18-year-old the brains behind low-fare 'airline'

By Dan Nakaso
Advertiser Staff Writer

The investigation began innocuously, with an unsolicited spam message on Stephen Levins' cell phone advertising cut-rate flights from Honolulu to Los Angeles.

THOMPSON
Levins, an attorney with the state Office of Consumer Protection, wasn't the only one to receive the message. Everyone in the Office of Consumer Protection with a T-Mobile cell phone got the same offer on April 22 advertising unbelievably low $89 one-way tickets on an airline, Mainline Airways, that no one had ever heard of.

"That really piqued our interest," Levins said.

Less than two months later, the investigation into Mainline Airways LLC and its CEO, Luke R. Thompson, has stretched from Honolulu to Los Angeles to as far away as Massachusetts and includes federal authorities poring through what Mainline Airways promised its customers.

Perhaps hundreds of people booked flights beginning July 3. So far, investigators haven't been able to find any evidence of anything remotely resembling an airline. No planes. No crew. No terminals. No permits to fly.

But they did make one interesting discovery.

The brains behind Mainline Airways turned out to be an 18-year-old college freshman operating his business via a Web site he ran out of his Massachusetts business college.

"We've had situations where kids will have problems, like an eBay transaction," Levins said. "We've never had an experience with an 18-year-old purporting to run an airline."

The Massachusetts attorney general last week obtained a temporary restraining order against Thompson and Mainline Airways that prohibits them from using the company's accounts for any reason other than to give refunds.

The office also sued Thompson and Mainline Airways, alleging they sold tickets for nonexistent flights.

Tomorrow, Hawai'i's Office of Consumer Protection will seek a permanent injunction in Circuit Court to prohibit Mainline from selling tickets or collecting money before it complies with federal and state laws.

Before he went off to Babson College in Wellesley, Mass., which calls itself one of the country's top-ranked schools for the study of entrepreneurship, Thompson lived in a three-story house in an affluent Pennsylvania neighborhood in Bucks County.

Yardley, Pa., used to be mostly farm land.
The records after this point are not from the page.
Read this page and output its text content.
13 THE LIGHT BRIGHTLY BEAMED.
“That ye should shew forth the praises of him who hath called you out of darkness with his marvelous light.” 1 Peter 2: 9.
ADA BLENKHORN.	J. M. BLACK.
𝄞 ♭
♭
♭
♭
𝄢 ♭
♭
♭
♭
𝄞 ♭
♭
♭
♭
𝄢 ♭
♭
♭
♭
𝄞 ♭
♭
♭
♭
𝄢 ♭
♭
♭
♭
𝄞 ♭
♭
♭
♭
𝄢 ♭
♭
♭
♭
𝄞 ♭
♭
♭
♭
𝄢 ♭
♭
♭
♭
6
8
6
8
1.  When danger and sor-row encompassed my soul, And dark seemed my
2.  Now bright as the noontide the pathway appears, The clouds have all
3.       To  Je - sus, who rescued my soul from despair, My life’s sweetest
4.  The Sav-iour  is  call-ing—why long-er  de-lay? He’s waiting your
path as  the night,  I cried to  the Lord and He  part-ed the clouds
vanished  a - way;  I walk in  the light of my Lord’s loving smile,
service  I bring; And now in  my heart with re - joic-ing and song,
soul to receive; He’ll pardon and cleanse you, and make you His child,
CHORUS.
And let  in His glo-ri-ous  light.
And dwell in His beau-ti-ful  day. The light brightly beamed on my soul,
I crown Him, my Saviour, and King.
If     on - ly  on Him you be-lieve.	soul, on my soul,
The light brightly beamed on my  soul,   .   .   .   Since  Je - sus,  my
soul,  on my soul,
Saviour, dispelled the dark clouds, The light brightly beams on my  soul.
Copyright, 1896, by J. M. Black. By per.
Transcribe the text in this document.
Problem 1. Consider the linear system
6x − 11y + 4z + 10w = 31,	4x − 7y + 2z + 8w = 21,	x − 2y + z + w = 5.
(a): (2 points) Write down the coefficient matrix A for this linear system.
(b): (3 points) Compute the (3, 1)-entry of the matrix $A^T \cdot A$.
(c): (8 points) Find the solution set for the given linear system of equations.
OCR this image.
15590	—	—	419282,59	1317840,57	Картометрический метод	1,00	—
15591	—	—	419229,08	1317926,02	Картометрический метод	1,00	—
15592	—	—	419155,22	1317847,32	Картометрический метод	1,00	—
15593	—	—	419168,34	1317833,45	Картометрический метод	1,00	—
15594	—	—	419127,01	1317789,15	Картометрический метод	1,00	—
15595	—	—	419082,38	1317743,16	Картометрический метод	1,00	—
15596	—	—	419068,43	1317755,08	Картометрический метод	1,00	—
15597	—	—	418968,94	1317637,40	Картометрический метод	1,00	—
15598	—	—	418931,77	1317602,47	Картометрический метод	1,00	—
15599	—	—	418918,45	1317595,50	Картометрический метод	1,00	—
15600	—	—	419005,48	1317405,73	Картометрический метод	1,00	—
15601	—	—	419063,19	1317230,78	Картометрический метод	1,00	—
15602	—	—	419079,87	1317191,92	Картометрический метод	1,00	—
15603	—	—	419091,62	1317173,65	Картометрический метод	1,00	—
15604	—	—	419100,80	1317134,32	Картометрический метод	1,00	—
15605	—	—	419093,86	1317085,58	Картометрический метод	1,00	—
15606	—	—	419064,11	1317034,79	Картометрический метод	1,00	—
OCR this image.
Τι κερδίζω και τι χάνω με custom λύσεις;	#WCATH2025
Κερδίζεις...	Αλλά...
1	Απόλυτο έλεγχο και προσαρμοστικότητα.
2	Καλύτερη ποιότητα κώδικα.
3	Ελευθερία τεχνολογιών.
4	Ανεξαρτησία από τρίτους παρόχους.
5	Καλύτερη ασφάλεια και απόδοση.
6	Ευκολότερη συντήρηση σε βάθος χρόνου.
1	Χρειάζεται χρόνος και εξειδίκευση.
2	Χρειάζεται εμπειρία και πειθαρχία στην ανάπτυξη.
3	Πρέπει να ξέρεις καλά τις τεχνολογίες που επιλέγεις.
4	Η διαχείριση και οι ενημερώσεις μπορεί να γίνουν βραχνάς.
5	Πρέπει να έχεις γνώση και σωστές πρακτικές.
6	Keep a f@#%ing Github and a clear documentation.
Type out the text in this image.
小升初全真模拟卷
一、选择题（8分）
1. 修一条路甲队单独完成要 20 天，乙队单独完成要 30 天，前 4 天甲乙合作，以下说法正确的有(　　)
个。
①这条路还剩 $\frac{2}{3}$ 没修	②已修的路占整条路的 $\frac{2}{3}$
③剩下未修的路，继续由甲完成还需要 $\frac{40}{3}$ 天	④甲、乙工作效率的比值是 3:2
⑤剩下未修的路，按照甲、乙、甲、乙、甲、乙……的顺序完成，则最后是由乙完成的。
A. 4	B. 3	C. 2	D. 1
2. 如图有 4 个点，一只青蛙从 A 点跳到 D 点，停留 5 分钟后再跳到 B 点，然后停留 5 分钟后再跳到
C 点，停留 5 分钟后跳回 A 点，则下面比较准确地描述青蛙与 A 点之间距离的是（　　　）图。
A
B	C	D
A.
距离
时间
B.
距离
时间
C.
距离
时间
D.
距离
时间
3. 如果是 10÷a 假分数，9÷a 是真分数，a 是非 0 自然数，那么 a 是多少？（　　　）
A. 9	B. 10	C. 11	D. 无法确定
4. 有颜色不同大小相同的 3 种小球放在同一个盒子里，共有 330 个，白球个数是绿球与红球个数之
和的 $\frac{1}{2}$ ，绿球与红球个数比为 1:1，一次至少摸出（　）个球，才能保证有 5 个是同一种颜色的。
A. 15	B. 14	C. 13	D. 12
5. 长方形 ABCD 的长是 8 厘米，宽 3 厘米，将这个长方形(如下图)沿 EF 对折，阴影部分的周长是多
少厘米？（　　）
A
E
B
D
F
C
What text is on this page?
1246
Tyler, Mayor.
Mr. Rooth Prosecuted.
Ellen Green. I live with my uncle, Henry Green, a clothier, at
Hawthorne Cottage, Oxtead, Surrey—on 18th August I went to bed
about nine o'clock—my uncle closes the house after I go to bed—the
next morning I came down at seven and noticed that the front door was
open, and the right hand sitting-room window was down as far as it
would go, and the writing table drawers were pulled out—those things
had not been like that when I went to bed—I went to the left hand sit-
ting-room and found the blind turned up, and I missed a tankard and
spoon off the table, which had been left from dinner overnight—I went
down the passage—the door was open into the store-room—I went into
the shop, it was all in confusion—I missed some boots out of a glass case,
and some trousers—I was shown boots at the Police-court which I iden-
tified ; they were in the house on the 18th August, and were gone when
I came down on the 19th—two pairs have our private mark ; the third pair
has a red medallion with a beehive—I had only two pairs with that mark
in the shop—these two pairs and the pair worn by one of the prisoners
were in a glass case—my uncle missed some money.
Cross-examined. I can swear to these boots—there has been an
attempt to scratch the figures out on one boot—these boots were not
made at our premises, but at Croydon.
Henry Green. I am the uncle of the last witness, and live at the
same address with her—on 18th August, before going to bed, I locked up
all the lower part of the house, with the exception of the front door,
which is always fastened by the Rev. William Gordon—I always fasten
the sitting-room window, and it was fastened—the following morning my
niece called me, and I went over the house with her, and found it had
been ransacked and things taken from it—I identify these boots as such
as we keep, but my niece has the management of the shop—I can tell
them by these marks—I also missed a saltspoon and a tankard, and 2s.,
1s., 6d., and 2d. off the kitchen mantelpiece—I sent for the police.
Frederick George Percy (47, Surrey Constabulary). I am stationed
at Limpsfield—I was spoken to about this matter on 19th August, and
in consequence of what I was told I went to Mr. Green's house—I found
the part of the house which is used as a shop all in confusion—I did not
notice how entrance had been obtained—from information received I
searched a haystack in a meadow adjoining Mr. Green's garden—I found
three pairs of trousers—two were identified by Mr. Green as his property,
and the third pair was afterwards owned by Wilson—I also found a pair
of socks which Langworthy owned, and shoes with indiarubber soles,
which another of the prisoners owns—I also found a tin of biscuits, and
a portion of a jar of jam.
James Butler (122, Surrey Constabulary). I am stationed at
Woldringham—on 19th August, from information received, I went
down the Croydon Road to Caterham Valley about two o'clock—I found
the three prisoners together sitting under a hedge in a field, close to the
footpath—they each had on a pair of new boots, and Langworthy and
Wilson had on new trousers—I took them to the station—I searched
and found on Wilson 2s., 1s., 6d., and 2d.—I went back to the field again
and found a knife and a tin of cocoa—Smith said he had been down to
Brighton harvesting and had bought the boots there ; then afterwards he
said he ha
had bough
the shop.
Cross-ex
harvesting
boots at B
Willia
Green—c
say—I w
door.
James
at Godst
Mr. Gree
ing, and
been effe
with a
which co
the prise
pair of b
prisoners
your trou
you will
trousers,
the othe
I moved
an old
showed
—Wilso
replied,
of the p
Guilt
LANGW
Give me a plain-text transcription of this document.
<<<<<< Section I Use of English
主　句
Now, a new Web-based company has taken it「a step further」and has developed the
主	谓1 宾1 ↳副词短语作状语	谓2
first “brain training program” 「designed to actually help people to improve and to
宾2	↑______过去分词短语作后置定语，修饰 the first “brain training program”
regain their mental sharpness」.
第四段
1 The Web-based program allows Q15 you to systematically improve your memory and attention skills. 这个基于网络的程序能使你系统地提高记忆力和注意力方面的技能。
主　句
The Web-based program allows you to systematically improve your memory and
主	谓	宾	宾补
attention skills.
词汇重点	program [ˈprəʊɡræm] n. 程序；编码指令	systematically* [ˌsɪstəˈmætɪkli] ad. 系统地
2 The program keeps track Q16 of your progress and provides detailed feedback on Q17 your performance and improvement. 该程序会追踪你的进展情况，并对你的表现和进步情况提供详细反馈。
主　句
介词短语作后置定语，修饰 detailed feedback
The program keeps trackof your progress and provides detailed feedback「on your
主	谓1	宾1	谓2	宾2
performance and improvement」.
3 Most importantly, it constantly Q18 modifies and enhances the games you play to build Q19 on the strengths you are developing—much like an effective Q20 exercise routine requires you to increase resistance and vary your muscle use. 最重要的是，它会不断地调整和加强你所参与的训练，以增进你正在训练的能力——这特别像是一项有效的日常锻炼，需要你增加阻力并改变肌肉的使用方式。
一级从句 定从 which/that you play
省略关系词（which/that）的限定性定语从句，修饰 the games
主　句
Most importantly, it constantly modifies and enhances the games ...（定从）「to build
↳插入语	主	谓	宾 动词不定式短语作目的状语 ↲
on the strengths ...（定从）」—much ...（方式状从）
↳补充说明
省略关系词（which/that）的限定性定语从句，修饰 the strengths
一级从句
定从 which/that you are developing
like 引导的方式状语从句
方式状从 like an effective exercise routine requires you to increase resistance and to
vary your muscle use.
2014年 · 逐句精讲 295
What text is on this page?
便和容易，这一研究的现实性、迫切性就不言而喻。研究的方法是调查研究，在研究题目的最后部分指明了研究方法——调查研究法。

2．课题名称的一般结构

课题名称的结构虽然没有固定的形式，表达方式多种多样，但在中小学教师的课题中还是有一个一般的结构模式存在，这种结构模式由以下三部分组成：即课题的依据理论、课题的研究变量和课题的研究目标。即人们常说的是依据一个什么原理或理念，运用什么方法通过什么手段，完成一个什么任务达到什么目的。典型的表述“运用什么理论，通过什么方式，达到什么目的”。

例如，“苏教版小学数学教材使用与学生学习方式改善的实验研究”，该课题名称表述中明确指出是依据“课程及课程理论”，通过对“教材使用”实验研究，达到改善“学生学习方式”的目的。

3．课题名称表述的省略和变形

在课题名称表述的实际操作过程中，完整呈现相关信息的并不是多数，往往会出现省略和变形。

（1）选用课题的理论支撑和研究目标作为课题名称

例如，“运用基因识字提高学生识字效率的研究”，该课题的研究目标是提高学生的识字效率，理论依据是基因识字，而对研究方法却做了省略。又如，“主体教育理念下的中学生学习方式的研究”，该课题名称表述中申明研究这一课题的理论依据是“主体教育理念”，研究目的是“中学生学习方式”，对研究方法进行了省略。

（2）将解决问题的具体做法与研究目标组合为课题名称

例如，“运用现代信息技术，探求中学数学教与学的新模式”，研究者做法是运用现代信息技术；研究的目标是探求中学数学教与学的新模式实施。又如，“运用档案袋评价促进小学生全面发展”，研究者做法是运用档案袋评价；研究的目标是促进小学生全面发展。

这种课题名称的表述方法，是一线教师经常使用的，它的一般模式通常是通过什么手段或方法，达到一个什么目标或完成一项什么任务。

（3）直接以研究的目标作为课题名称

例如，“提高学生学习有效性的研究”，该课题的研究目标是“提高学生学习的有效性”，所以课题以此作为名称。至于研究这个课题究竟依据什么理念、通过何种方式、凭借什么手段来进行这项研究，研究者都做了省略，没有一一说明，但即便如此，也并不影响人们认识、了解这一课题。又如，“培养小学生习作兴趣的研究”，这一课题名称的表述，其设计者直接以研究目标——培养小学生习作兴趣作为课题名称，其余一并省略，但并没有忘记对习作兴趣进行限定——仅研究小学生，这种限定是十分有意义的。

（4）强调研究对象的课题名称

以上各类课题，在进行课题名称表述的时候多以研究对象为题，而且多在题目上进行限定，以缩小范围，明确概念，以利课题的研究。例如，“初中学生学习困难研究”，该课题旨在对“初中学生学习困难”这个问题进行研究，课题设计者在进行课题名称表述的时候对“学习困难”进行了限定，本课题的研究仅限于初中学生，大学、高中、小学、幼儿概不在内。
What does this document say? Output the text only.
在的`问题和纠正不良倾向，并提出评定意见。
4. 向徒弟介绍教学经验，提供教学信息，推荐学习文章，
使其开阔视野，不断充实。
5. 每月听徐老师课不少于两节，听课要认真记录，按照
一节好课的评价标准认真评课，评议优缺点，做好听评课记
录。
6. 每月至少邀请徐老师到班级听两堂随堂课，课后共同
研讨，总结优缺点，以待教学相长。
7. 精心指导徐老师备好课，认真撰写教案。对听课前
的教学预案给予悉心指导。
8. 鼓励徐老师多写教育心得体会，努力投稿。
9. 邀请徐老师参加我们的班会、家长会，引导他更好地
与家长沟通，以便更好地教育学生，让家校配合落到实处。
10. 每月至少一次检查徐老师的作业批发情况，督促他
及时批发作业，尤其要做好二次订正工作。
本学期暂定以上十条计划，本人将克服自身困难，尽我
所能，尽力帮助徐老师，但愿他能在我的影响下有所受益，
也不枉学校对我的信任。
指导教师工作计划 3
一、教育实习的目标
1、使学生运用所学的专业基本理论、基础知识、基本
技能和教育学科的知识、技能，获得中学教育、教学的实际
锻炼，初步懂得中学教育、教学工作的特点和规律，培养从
Today, it still only has about 25,000 people. And it's a peaceful life.

Residents say the area is dotted with horses grazing in fields. In Thompson's neighborhood of Stony Hill Road, no commercial operations are allowed, said neighbor Todd Devin, who lives down the street from Thompson's family.

"No gas stations, bars, liquor stores, nothing like that," Devin said.

"It's a quiet, residential community. It's a good place to raise kids."

Before it was renamed Pennsbury High School East, Thompson was among the 2002 last graduating class from Pennsbury High School, home of the Falcons.

Pennsbury High School's yearbook doesn't include room for seniors to list their accomplishments. But Thompson was one of a handful of students to win "some sort of academic award," according to the school district's spokesman, Elliott Alexander.

While life in Yardley can be quiet, the people are tied to busy lives. The town rests along the banks of the Delaware River, across from Trenton, New Jersey. It's 70 miles from New York, where many of Yardley's adults commute into the city every day by train.

During his freshman year at Babson, according to the Massachusetts attorney general's complaint, Thompson incorporated Mainline Airways in his home state of Pennsylvania and established a Web site that featured Hawaiian music and images.

"While the company is incorporated in Yardley, Pennsylvania, its corporate headquarters has been listed as Wellesley, Massachusetts," according to the documents.

The company address was Thompson's Babson College post office box.

According to the Massachusetts documents, Mainline advertised a "fleet" of Boeing jets that came with leather chairs and personal televisions for every seat.

And while major airlines were increasing fares from Honolulu to Los Angeles to as much as $1,000, Mainline continued to advertise $89 tickets beginning July 3.

But Thompson shut down Mainline's operations on June 10 and canceled its plans after the state Office of Consumer Protection obtained a temporary restraining order.

Thompson did not return The Advertiser's phone calls seeking comment last week. But he told The Associated Press that his company was a legitimate business.

"We had every intention of doing this operation," he said.

"We had 15 airlines we had contacted or were in serious negotiations with, regarding the actual providing of the (air) service." He did not provide details of the airlines involved.

Thompson has said that 120 people made "pre-reservations" with Mainline.

The state Office of Consumer Protection believes that the number could be much higher. Investigators ultimately may find that hundreds of people thought Thompson was selling the real thing.

"Just because someone's young," Levins said, "doesn't necessarily mean they're not capable."